God Bless the Child ci rivela subito il mood della storia che si sta per raccontare: una ninna nanna cerca di cullare i piccoli affinché si addormentino. Sentiamo uno di quei bambini che, compiendo qualcosa che si fa durante quell’età, dice: «comportati da uomo, sii uomo», quasi come un diktat soprattutto a se stesso. Qui già si comprende come questi fratelli, alzatisi con la luce del nuovo giorno e con un nuovo abbandono da parte della madre, debbano far da sé. Ad accollarsi le veci di capofamiglia è la maggiore, Harper (H. Graham). I giovani interpreti sono figli di Machoian e vengono ripresi dai due co-registi in tutta la loro spontaneità e nella quotidianità in cui bisogna vivere al minuto più che alla giornata. La coesione dovuta dal legame vero si avverte in ogni scena che compiono, anche quelle di ripicche e desiderio di attenzione, tanto più tra i più piccoli.
Presentato in concorso al Torino Film Festival, siamo sicuri che potrà dividere come reazioni proprio per questa natura ibrida, in cui la realtà sembra farsi “sporcare” dal cinema, anche se poi nei fatti è il contrario. God Bless the Child assume una direzione che in alcuni momenti sembra quasi assomigliare ad un film documentario e non di finzione, merito anche della macchina da presa invisibile. La platea vive la giornata di questi bambini, dal momento tenero e giocoso in cui i cani si fanno lavare e impomatare quasi fossero dei peluche (soprattutto uno), a quello delle faccende domestiche. Vediamo come la maggiore debba prendersi cura di loro e rinunciare ai piaceri di quell’età, provando a dimostrare una maturità superiore a quella della madre, instabile e poco responsabile.
La mancanza di empatia totale la si avverte per via di una storia che ricerca volutamente il realismo e questo diventa un arma a doppio taglio, in quanto c’è poco lavoro drammaturgico e di sviluppo romanzato.

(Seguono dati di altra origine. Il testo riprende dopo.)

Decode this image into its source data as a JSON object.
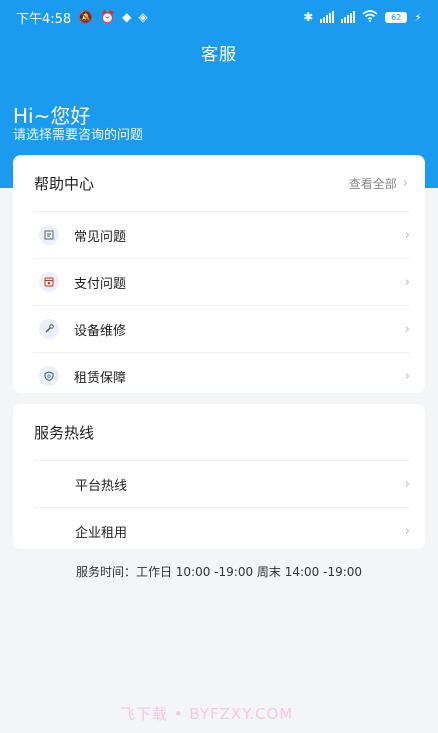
{
  "status_bar": {
    "time": "下午4:58",
    "battery": "62"
  },
  "header": {
    "title": "客服",
    "greeting": "Hi~您好",
    "subtitle": "请选择需要咨询的问题"
  },
  "help_center": {
    "title": "帮助中心",
    "view_all": "查看全部",
    "items": [
      {
        "label": "常见问题",
        "icon": "document-icon"
      },
      {
        "label": "支付问题",
        "icon": "payment-icon"
      },
      {
        "label": "设备维修",
        "icon": "wrench-icon"
      },
      {
        "label": "租赁保障",
        "icon": "shield-icon"
      }
    ]
  },
  "hotline": {
    "title": "服务热线",
    "items": [
      {
        "label": "平台热线"
      },
      {
        "label": "企业租用"
      }
    ]
  },
  "service_time": "服务时间：工作日 10:00 -19:00 周末 14:00 -19:00",
  "watermark": "飞下载 • BYFZXY.COM",
  "colors": {
    "primary": "#1a9bf0",
    "background": "#f4f5f7"
  }
}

La giornata scorre, ma non accade nulla di “sconvolgente”, sembra quasi di assistere a un ordine che viene scombussolato per poi… (meglio non rivelarvi oltre). Ovviamente il dato di fatto che turba è proprio l’abbandono.
Come tutti i film, la parola ultima starà agli spettatori, forse, anche voi vi ritroverete a dividervi tra chi lo ha amato e chi è rimasto un po’ deluso dalla morsa al cuore che gli è mancata.